Risk-Adjusted Performance

9 of 100

 
Weak
 
Strong
OK
Compared to the overall equity markets, risk-adjusted returns on investments in Thrivent High Yield are ranked lower than 9 (%) of all funds and portfolios of funds over the last 90 days. In spite of fairly strong forward indicators, Thrivent High is not utilizing all of its potentials. The current stock price disturbance, may contribute to short-term losses for the investors.
FutureTech II Acquisition 

Risk-Adjusted Performance

0 of 100

 
Weak
 
Strong
Modest
Over the last 90 days FutureTech II Acquisition has generated negative risk-adjusted returns adding no value to investors with long positions. In spite of fairly abnormal forward indicators, FutureTech showed solid returns over the last few months and may actually be approaching a breakup point.

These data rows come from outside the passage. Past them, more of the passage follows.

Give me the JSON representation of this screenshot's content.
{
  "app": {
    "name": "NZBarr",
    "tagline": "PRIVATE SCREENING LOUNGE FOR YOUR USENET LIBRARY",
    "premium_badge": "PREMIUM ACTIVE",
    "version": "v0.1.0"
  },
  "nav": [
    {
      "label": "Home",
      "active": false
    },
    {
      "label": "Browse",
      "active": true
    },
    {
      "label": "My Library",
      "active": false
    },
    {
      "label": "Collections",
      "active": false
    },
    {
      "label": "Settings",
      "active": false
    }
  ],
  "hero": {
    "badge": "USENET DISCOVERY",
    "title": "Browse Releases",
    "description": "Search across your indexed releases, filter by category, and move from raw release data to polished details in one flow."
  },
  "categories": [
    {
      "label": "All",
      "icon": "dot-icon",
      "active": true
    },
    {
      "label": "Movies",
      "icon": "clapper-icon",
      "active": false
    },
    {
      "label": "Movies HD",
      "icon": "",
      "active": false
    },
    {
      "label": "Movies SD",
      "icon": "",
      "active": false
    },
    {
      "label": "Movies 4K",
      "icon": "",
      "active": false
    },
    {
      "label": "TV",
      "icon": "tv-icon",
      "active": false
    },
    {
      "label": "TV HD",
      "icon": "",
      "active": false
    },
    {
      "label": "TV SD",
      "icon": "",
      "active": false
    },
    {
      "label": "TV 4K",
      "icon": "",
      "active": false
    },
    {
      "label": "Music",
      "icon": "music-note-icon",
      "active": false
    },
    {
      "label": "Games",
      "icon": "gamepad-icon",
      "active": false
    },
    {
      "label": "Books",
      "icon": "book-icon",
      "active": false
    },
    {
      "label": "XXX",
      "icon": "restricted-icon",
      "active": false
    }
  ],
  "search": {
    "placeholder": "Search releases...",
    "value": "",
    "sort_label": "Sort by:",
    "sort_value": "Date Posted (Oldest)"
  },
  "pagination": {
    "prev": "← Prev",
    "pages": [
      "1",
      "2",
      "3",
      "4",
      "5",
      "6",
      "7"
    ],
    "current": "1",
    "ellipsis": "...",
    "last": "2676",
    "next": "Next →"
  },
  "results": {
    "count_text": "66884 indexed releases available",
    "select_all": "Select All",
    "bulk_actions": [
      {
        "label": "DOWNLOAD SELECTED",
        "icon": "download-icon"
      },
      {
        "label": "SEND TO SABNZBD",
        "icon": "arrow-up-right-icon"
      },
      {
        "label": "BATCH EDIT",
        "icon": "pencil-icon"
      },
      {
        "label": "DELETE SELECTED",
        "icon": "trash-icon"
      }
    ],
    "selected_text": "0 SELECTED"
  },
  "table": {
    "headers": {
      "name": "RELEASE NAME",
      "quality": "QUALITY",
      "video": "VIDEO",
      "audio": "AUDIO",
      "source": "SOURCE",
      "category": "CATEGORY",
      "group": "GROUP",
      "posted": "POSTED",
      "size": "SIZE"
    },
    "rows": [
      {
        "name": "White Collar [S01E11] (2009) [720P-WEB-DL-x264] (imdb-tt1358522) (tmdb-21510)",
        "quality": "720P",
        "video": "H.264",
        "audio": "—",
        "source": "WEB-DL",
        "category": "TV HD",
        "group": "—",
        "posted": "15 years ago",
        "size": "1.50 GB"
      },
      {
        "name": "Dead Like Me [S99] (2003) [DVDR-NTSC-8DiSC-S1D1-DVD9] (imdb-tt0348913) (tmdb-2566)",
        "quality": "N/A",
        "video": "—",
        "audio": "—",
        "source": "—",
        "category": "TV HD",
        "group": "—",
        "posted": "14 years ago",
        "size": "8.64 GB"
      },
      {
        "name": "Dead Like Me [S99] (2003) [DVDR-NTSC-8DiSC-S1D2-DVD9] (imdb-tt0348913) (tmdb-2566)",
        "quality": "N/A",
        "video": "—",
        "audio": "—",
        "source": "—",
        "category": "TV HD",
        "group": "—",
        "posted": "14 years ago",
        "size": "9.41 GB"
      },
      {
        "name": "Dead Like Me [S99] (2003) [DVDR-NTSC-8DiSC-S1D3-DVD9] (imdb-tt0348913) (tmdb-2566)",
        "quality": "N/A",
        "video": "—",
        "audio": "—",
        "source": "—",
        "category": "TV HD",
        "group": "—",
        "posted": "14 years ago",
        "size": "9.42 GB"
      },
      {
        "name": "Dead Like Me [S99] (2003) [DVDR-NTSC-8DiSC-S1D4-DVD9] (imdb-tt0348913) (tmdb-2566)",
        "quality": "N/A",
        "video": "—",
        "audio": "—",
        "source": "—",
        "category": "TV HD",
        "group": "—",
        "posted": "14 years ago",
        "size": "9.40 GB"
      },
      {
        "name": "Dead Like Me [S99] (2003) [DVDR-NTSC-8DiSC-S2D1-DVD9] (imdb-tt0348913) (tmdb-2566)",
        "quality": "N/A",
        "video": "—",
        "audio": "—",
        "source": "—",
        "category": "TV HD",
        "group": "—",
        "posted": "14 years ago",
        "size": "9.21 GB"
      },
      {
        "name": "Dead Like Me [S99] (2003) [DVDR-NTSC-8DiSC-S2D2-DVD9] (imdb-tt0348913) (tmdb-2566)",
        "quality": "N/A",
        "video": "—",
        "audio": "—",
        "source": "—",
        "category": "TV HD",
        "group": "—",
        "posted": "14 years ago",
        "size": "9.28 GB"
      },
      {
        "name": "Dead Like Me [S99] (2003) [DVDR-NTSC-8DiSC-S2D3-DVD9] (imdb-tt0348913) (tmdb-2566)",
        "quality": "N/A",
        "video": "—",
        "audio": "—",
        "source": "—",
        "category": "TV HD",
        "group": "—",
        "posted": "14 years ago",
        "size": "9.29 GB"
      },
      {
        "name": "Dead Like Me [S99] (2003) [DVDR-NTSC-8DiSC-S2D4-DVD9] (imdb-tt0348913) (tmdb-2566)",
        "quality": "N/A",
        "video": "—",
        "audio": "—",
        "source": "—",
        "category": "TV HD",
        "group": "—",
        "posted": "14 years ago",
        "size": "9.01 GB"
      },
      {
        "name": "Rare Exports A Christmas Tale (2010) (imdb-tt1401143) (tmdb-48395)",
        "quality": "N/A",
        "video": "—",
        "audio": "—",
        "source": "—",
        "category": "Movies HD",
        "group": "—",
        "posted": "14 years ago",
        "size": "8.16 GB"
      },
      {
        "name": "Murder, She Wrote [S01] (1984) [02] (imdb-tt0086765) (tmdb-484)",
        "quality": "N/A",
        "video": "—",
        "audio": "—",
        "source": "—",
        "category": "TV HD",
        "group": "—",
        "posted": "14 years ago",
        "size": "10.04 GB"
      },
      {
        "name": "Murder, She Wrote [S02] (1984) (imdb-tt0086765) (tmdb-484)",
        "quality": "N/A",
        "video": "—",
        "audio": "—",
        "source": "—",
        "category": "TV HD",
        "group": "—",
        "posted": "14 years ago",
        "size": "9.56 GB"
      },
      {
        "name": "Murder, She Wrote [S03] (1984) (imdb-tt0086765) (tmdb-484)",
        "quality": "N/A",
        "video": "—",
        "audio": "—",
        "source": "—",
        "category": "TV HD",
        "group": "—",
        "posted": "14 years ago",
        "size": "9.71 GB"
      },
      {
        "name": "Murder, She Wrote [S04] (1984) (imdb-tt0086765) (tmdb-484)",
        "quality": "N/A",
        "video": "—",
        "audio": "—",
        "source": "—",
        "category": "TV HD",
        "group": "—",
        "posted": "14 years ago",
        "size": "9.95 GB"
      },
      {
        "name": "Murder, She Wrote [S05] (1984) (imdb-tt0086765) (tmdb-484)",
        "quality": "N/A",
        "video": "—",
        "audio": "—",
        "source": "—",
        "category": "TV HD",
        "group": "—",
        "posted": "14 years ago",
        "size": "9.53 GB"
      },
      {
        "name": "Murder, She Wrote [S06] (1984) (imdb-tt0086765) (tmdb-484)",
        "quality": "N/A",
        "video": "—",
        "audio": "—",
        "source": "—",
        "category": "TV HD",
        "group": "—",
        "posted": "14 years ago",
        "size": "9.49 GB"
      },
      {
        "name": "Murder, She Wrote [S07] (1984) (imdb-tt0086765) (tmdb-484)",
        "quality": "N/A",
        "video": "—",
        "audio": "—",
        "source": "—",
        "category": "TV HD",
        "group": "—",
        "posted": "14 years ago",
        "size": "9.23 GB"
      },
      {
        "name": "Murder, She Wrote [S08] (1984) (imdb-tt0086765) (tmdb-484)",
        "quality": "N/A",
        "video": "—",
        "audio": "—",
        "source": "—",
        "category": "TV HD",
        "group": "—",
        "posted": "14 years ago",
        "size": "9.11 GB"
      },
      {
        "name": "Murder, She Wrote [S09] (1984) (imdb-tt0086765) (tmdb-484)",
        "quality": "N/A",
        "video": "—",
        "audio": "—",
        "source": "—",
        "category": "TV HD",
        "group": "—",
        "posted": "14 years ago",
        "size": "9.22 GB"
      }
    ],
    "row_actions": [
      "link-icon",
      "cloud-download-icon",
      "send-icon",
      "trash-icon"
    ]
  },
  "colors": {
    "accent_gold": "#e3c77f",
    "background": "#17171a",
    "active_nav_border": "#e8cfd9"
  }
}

Thrivent High and FutureTech Volatility Contrast

   Predicted Return Density   
       Returns  

Pair Trading with Thrivent High and FutureTech

The main advantage of trading using opposite Thrivent High and FutureTech positions is that it hedges away some unsystematic risk. Because of two separate transactions, even if Thrivent High position performs unexpectedly, FutureTech can make up some of the losses. Pair trading also minimizes risk from directional movements in the market. For example, if an entire industry or sector drops because of unexpected headlines, the short position in FutureTech will offset losses from the drop in FutureTech's long position.
The idea behind Thrivent High Yield and FutureTech II Acquisition pairs trading is to make the combined position market-neutral, meaning the overall market's direction will not affect its win or loss (or potential downside or upside). This can be achieved by designing a pairs trade with two highly correlated stocks or equities that operate in a similar space or sector, making it possible to obtain profits through simple and relatively low-risk investment.
Check out your portfolio center.
Note that this page's information should be used as a complementary analysis to find the right mix of equity instruments to add to your existing portfolios or create a brand new portfolio. You can also try the Volatility Analysis module to get historical volatility and risk analysis based on latest market data.